Sıfır Emisyon ve Lojistik Sektörü
Dağıtım yapan ağır ticari araçlar, karayollarındaki araçların yalnızca yaklaşık %4‘ü gibi düşük bir oranı oluşturuyor. Ancak nitrojen oksit emisyonları ile ince partikül atıklarının yaklaşık yarısından ve sera gazı emisyonlarının düşük bir oranından sorumludur. Sıfır emisyon fosil yakıt kullanımından doğan tüm emisyonun bertaraf edilmesi anlamına gelmektedir.
Bu kirlilik, dağıtım merkezleri ve liman tesisleri gibi büyük nakliye merkezlerine yakın bölgelerde ikamet eden toplum sağlığının yanı sıra çevreye ciddi zararlar veriyor. Bu belirtilerin ışığında dizel yakıttan uzaklaşıldığına ve sıfır emisyona geçileceğine dair işaretler günden güne artıyor.
Sıfır emisyon için umut var dedirten gelişmeler
İlk olarak, sıfır emisyonlu elektrikli kamyon ve otobüs seçenekleri, yapılan Ar-Ge faaliyetleri sonucunda geliştirilen şarj altyapısı ile birlikte daha kolay erişilebilir hale gelmektedir. Aynı zamanda, ulaştırma ile görevli kamu kurumları ve özel şirketler bu şarj alt yapısı için yapılan yatırımlara ön ayak olmaktalar.
İkincisi, Proterra, Rivian ve Tesla gibi pazara yeni giren girişimci şirketlere ek olarak, geleneksel kamyon ve otobüs üreticileri sıfır emisyon teknolojisine yaptıkları yatırımlarını hızlandırıyor. Mercedes-Benz, MAN, Scania ve Volvo gibi şirketler araç geliştirme faaliyetleri ile üretim tesislerine yönelik yatırım için ciddi oranlarda kaynak ayrıldığı bilinmekte.

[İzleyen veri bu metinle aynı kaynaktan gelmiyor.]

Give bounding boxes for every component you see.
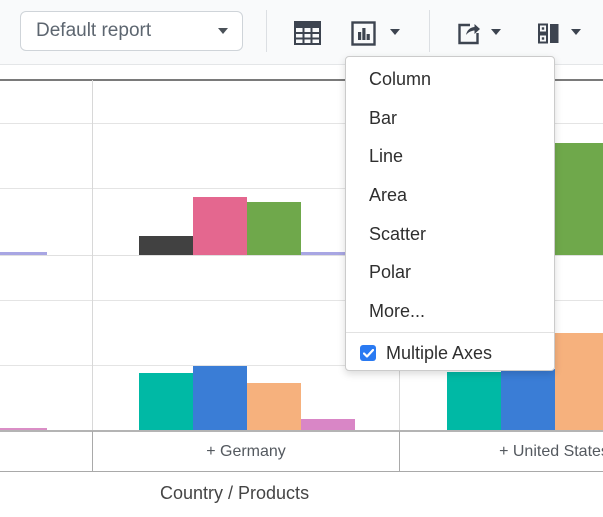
export-menu-caret[interactable] bbox=[491, 29, 501, 35]
chart-bar bbox=[139, 236, 193, 255]
multiple-axes-toggle[interactable]: Multiple Axes bbox=[346, 335, 554, 372]
menu-item-more[interactable]: More... bbox=[346, 292, 554, 331]
checkbox-checked-icon[interactable] bbox=[360, 345, 376, 362]
chart-bar bbox=[0, 252, 47, 255]
toolbar-separator bbox=[429, 10, 430, 52]
charts-view-icon[interactable] bbox=[351, 21, 376, 51]
x-axis-title: Country / Products bbox=[160, 483, 310, 503]
chart-bar bbox=[555, 143, 603, 255]
multiple-axes-label: Multiple Axes bbox=[386, 342, 493, 363]
chevron-down-icon bbox=[218, 28, 228, 34]
grid-view-icon[interactable] bbox=[294, 21, 321, 50]
menu-separator bbox=[346, 331, 554, 333]
category-germany[interactable]: + Germany bbox=[93, 432, 399, 471]
chart-bar bbox=[193, 197, 247, 255]
fields-menu-caret[interactable] bbox=[571, 29, 581, 35]
menu-item-area[interactable]: Area bbox=[346, 176, 554, 215]
menu-item-line[interactable]: Line bbox=[346, 137, 554, 176]
menu-item-polar[interactable]: Polar bbox=[346, 253, 554, 292]
chart-bar bbox=[193, 366, 247, 431]
band-bottom-border bbox=[0, 471, 603, 472]
menu-item-bar[interactable]: Bar bbox=[346, 99, 554, 138]
fields-icon[interactable] bbox=[536, 21, 562, 51]
menu-item-column[interactable]: Column bbox=[346, 60, 554, 99]
category-united-states[interactable]: + United States bbox=[400, 432, 603, 471]
charts-menu-caret[interactable] bbox=[390, 29, 400, 35]
pivot-charts-screen: + Germany + United States Country / Prod… bbox=[0, 0, 603, 517]
report-selector-value: Default report bbox=[36, 20, 152, 41]
chart-bar bbox=[447, 372, 501, 431]
chart-bar bbox=[501, 369, 555, 431]
chart-type-menu: Column Bar Line Area Scatter Polar More.… bbox=[345, 56, 555, 371]
category-divider bbox=[92, 80, 93, 431]
chart-bar bbox=[247, 202, 301, 255]
chart-bar bbox=[247, 383, 301, 431]
toolbar-separator bbox=[266, 10, 267, 52]
chart-bar bbox=[555, 333, 603, 431]
report-selector[interactable]: Default report bbox=[20, 11, 243, 51]
export-icon[interactable] bbox=[456, 21, 482, 51]
chart-bar bbox=[139, 373, 193, 431]
menu-item-scatter[interactable]: Scatter bbox=[346, 215, 554, 254]
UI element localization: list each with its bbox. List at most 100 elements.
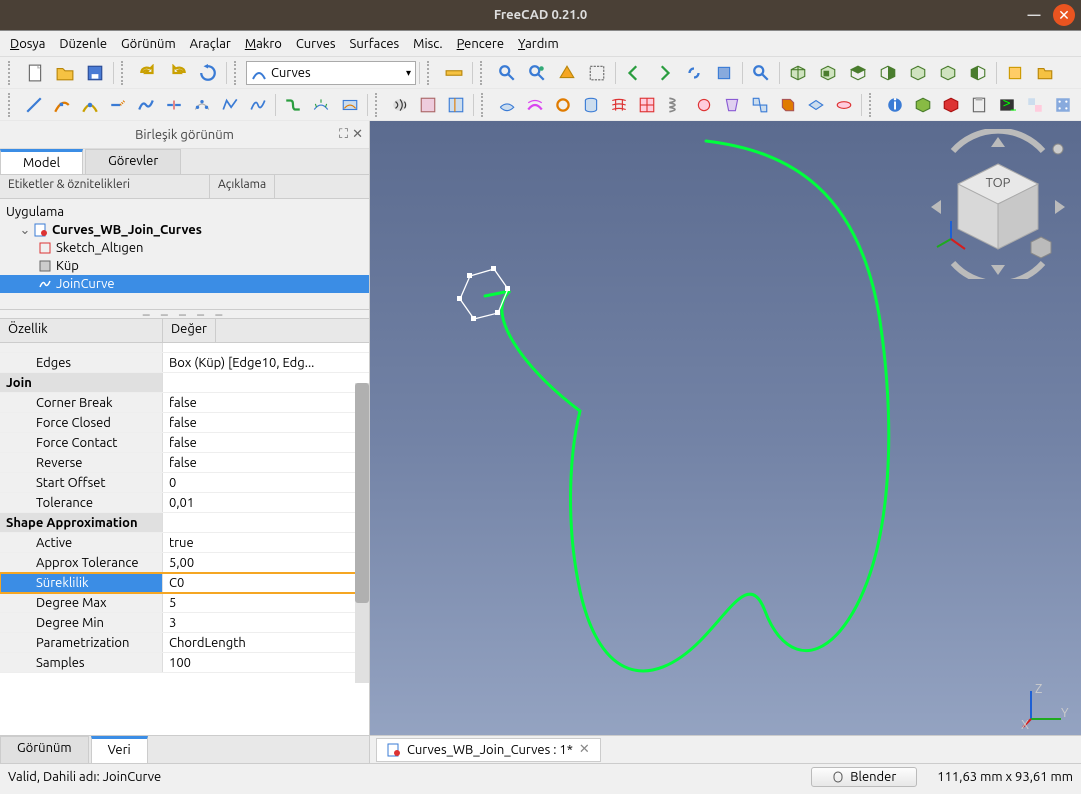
left-view-icon[interactable]: [965, 60, 991, 86]
property-value[interactable]: 100: [163, 656, 369, 670]
parametric-solid-icon[interactable]: [939, 92, 963, 118]
link-sub-icon[interactable]: [711, 60, 737, 86]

Üçüncüsü ise, filo yönetimleri elektrikli ağır ticari araçları ilgiyle karşılıyor. Büyük çaplı filolar ise bu alanda önemli kaynaklar ayırıyor. Amazon gibi çok sayıda Fortune 500 şirketi araçlarından bazılarını sıfır emisyonlu alternatiflere geçirme taahhüdünde bulunduğunu basından öğreniyoruz. Akaryakıt fiyatlarına bağlı olarak, filolar için yakıt tüketimi her geçen gün daha önemli bir konu olmaktadır. Elektrikli ağır ticari araçların bu noktada ticari işletmelere ciddi maliyet avantajları getireceği düşünülmektedir.
Son olarak, yakın dönemde sıfır emisyonlu araçların piyasaya sürülmesini destekleyen bir dizi yerel ve eyalet politikalar mevcut. Sektördeki araç ve komponent üreticileri ise bu politikalar doğrultusunda çalışmalarını yüksek motivasyon ile ilerletmektedir.
Kamu politikaları ve otomotiv sektörüne ait kurumsal hedefler açısından çok önemli bir ivme var. Buna rağmen otomotiv sektöründeki veriler ve iklim olayları bunun yeterli olmadığını gösteriyor. Özellikle çevre için daha seri adımların hayata geçirilmesine ihtiyaç duyuluyor.